There are multiple reasons one might need to file an amended tax return. Sometimes changes in the tax code are made retroactive, and by filing an amended return you can, say, claim a deduction that wasn’t available when you filed your original return.
But generally when you file an amended return it’s because you realize too late that you made a mistake. Fortunately, correcting your mistake by filing an amended return is not a difficult process.
It’s important to note, though, that for purely calculative errors, it is not appropriate to file an amended return. If you added where you should have subtracted, or subtracted where you should have added, the Internal Revenue Service (IRS) computers will catch and correct that sort of thing automatically.

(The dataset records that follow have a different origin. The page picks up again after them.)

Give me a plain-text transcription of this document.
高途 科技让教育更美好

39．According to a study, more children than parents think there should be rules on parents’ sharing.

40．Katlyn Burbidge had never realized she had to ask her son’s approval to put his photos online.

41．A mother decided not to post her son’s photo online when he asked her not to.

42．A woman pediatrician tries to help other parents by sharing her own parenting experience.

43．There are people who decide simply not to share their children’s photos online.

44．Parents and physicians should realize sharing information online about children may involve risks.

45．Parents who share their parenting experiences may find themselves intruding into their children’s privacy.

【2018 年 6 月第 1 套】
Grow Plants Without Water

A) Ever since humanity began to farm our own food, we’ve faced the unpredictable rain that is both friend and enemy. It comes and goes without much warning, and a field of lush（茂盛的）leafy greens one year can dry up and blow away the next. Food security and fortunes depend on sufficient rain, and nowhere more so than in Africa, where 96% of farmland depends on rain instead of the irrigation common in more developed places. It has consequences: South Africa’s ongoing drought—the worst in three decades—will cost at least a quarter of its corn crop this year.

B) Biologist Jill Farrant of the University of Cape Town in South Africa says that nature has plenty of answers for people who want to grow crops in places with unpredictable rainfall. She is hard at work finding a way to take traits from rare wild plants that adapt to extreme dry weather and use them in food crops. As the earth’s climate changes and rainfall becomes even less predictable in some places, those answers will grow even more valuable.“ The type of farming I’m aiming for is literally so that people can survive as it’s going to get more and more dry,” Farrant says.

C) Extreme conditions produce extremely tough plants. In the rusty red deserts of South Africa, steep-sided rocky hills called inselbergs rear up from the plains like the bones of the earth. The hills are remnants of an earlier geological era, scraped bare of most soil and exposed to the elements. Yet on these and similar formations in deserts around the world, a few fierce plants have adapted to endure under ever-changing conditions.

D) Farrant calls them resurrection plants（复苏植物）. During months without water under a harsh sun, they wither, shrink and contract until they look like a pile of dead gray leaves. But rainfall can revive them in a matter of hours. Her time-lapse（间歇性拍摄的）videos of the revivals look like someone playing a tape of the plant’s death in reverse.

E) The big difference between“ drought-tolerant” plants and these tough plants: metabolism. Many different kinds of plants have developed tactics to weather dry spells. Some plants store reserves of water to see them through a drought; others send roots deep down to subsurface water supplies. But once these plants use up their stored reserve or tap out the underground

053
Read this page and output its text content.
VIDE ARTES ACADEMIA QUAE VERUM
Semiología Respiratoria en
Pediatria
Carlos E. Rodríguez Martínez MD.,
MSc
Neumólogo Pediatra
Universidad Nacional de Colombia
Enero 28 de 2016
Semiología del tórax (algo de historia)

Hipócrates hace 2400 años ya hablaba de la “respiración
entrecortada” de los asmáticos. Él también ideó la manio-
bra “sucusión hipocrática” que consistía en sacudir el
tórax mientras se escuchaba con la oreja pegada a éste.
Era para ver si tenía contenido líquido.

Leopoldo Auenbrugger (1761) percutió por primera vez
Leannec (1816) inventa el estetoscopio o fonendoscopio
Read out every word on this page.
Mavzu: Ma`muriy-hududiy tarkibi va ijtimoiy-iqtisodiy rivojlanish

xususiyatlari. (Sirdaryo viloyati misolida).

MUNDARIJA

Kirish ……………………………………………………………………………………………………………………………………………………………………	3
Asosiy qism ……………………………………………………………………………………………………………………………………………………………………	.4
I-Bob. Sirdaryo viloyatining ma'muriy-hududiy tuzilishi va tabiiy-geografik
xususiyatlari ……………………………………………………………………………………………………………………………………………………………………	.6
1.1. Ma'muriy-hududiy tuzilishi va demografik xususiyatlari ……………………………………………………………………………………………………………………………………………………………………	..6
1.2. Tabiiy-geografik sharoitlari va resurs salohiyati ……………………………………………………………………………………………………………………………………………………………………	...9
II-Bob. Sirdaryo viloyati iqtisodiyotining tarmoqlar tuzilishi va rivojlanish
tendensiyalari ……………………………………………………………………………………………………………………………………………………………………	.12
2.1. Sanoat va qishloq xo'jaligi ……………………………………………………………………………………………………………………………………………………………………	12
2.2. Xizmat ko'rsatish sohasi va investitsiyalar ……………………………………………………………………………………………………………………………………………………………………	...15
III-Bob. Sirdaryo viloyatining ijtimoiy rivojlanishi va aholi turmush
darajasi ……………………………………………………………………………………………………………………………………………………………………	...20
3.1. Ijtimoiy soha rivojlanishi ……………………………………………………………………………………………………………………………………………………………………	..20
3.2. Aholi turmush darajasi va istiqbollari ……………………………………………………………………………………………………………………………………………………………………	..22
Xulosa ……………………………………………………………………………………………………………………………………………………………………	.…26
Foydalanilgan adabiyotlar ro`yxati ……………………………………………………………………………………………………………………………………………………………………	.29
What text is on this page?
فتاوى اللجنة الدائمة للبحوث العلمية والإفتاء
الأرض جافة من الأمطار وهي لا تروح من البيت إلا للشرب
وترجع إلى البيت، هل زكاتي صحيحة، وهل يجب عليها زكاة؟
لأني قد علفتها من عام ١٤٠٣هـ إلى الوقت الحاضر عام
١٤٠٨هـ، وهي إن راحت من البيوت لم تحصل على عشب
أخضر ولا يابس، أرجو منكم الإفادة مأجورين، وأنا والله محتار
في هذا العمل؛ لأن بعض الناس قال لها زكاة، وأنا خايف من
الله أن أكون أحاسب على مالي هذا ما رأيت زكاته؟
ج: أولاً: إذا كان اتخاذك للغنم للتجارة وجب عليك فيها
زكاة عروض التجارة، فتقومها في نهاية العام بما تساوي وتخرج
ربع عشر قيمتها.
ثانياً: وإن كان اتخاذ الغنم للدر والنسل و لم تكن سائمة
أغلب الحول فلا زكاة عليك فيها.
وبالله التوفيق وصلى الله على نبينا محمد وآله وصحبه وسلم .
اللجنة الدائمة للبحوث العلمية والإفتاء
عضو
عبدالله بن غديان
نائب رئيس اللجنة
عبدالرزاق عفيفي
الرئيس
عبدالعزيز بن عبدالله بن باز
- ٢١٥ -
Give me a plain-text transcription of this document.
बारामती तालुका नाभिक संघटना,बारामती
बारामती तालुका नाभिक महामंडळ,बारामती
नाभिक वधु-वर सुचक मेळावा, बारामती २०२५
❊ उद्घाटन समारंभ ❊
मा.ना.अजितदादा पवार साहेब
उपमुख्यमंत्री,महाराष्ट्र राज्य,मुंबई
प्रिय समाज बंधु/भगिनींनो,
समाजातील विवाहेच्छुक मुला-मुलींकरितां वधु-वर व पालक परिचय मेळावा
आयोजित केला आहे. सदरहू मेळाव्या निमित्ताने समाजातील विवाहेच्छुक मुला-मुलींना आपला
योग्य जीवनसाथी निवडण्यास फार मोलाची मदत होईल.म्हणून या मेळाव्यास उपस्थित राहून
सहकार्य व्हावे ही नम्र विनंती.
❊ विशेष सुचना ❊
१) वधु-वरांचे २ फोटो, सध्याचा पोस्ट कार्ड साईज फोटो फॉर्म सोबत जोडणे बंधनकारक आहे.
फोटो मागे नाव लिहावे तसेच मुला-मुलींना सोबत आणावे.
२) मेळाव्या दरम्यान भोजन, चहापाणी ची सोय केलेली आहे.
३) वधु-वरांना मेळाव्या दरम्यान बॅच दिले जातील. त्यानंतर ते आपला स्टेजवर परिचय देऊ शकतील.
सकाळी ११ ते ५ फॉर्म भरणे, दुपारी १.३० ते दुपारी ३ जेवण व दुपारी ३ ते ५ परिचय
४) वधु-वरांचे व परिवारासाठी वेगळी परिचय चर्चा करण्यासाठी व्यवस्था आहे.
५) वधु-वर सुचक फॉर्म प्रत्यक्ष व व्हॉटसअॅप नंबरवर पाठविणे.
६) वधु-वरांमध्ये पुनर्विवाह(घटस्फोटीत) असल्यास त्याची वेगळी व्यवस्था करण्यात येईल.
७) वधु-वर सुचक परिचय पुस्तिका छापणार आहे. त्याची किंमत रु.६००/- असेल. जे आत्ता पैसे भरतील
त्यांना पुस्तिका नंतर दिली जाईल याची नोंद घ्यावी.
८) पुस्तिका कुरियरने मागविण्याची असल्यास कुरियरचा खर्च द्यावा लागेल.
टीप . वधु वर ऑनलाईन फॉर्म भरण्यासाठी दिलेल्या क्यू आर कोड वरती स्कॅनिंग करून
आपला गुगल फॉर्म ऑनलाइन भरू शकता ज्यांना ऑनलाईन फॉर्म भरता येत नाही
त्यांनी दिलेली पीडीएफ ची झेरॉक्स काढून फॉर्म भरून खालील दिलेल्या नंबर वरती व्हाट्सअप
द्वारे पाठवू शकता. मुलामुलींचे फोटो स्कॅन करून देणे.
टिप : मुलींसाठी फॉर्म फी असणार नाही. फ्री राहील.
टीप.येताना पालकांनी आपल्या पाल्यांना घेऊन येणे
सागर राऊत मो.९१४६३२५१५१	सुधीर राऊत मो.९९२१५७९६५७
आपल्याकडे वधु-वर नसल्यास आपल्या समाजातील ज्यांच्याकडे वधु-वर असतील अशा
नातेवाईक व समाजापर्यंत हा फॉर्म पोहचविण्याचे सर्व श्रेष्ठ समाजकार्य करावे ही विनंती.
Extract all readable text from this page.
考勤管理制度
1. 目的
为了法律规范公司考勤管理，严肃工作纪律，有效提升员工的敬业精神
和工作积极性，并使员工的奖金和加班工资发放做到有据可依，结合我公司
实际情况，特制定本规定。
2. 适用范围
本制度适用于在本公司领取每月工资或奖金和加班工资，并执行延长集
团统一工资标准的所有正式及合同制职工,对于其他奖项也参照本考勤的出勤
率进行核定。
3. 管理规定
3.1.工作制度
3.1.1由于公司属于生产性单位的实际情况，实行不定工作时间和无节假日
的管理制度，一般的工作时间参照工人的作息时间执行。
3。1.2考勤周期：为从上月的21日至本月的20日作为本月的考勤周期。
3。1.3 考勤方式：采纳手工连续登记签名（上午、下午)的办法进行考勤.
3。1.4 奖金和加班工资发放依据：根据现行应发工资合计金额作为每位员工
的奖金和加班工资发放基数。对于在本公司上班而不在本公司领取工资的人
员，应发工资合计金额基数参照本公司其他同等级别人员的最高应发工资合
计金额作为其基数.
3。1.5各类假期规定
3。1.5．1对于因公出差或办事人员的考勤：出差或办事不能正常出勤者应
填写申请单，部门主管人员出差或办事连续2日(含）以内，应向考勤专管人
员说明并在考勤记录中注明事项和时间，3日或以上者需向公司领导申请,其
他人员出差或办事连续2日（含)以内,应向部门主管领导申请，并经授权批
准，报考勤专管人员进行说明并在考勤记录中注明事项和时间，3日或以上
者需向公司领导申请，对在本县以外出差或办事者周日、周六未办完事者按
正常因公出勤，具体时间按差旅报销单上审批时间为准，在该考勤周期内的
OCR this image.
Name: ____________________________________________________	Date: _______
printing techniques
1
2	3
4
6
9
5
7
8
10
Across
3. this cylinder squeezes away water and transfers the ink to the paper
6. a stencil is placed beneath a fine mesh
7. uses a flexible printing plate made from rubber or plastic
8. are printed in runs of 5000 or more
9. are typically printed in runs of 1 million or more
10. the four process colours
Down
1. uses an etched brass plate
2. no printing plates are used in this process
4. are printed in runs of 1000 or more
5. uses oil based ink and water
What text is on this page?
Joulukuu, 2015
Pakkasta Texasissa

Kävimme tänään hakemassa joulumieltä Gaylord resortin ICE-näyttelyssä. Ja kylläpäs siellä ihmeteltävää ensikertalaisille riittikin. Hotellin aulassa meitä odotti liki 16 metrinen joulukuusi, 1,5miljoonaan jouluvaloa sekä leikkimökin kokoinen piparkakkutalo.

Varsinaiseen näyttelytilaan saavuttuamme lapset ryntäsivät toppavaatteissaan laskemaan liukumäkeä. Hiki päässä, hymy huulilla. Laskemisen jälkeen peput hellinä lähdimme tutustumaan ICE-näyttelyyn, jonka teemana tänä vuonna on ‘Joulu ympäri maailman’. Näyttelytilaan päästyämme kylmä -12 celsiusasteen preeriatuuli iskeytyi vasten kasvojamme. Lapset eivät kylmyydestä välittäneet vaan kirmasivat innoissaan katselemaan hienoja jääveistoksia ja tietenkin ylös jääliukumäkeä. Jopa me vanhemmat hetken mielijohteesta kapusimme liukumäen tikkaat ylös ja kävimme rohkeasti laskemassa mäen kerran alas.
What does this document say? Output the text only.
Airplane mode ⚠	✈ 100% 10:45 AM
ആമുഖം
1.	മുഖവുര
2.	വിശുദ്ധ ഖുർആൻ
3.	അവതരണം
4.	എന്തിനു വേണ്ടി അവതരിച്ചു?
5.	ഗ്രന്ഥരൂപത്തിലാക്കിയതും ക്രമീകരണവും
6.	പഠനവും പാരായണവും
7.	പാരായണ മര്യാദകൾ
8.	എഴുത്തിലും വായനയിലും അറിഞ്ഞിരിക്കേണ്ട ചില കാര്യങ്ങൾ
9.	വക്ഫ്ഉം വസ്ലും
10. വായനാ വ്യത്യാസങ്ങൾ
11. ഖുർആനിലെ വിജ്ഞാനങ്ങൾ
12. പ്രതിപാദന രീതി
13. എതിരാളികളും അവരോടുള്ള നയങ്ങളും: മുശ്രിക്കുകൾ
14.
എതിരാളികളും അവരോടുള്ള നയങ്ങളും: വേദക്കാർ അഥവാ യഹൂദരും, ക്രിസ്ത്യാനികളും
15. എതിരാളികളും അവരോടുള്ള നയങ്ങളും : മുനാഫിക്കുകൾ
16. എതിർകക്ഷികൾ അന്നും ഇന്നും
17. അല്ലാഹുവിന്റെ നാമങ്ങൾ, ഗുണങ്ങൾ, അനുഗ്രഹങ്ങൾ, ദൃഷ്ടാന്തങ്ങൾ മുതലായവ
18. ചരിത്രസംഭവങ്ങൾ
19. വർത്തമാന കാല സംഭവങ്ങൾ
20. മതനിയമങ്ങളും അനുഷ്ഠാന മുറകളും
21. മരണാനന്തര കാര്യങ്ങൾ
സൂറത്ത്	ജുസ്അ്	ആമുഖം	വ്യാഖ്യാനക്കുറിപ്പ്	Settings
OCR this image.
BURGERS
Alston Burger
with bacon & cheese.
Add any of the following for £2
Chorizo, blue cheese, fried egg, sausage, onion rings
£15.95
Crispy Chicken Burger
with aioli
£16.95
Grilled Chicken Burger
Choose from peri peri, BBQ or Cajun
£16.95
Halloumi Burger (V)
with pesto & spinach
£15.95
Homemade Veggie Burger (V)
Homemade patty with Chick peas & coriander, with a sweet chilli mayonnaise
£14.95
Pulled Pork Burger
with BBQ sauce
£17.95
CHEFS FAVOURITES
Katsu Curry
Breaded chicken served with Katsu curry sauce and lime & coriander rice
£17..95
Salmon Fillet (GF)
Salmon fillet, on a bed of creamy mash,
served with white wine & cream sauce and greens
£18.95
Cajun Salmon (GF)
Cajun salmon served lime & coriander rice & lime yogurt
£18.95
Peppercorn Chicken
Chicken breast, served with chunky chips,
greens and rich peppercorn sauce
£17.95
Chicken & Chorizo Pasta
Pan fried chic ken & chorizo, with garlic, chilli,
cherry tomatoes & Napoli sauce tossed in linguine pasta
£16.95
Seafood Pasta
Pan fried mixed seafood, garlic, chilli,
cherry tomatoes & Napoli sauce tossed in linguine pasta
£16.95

An amended return is instead for cases where there is something inaccurate about the information you entered on your original return. Perhaps you received a W-2 or 1099 late after you had already filed, so now you realize you need to claim additional income. Or perhaps you didn’t know you were eligible for a certain deduction and so you left it off, and now you realize you are entitled to it and want to add it. Or perhaps you neglected to claim your college age son as a dependent because you thought he was claiming an exemption for himself on his own taxes, but then you find out he didn’t. In cases like these, you need to provide the corrected information to the IRS in order for your taxes to be computed accurately.
The IRS form for an amended return is the 1040X. Fill out the 1040X the same way you would a standard 1040 form. On the second page, you will be asked to provide a written explanation of why you are amending your return. State what changes you made and why, and be sure to include copies of any relevant documentation.
The deadline for submitting an amended return is three years from the due date of the original return. You must mail in the amended return, as e-filing is not available for Form 1040X. Be sure to enclose all necessary schedules and documentation, as well as payment if you owe additional taxes based on the new information.
You’ll want to be especially meticulous with an amended return, as a significantly higher percentage of amended returns than original returns are audited.
As a final note, don’t forget that if you made an error on your federal return, there’s a good chance this will affect any state or local income tax forms you had to file, so be sure to check those for errors, and find out the process for amending those returns if necessary.
As always, for further details and clarification, consult a qualified tax professional.